Note that all three operators: ${\rm div}$, ${\rm curl}$, and $\nabla$ are first order operators, only the Laplace operator $\Delta:={\rm div}\circ\nabla$ is of second order. Your question then concerns only the dimension of the domains over which one integrates.
The operator ${\rm div}$ acts on flow fields ${\bf v}$, and is implicitly defined by $\int_{\partial B} {\bf v}\cdot{\rm d}{\omega}\ \doteq\ {\rm div}\,{\bf v}({\bf p})\ {\rm vol}(B)$ for small three-dimensional balls $B:=B_\epsilon({\bf p})$ with center ${\bf p}$.
The operator ${\rm curl}$ acts on force fields ${\bf F}$, and is implicitly defined by $\int_{\partial D} {\bf F}\cdot d{\bf x}\ \doteq\ {\rm curl}\,{\bf F}({\bf p})\cdot {\bf n}\ \ {\rm area}(D)$ for small oriented two-dimensional disks $D\subset{\mathbb R}^3$ with center ${\bf p}$ and normal ${\bf n}$.
Note that the dimension of the considered "balls" has decreased from $3$ to $2$, and the dimension of their boundaries (spheres) has decreased from $2$ to $1$. Now you want to go one step further down. This is indeed possible, and results in the following sentence, formulated in the same way as the first two:
The operator $\nabla$ acts on scalar fields $f$, and is implicitly defined by $\int_{\partial S} f\ dp\doteq\ \nabla f({\bf p})\cdot {\bf u}\ \ {\rm length}(S)$ for small oriented segments $S\subset{\mathbb R}^3$ with center ${\bf p}$ and direction ${\bf u}$.
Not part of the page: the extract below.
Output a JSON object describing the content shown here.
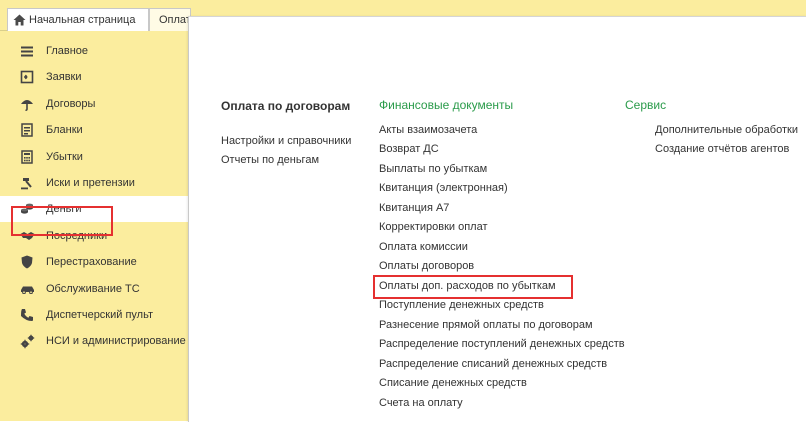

But what is $\partial S$ in this case? It is the endpoint ${\bf b}$ of $S$ with weight $+1$ and the initial point of $S$ with weight $-1$. Therefore the last formula should be read as $f({\bf b})-f({\bf a})\ \doteq\ \nabla f({\bf p})\cdot ({\bf b}-{\bf a})\ .$ This formula can be viewed as "implicit" definition of the gradient at ${\bf p}$.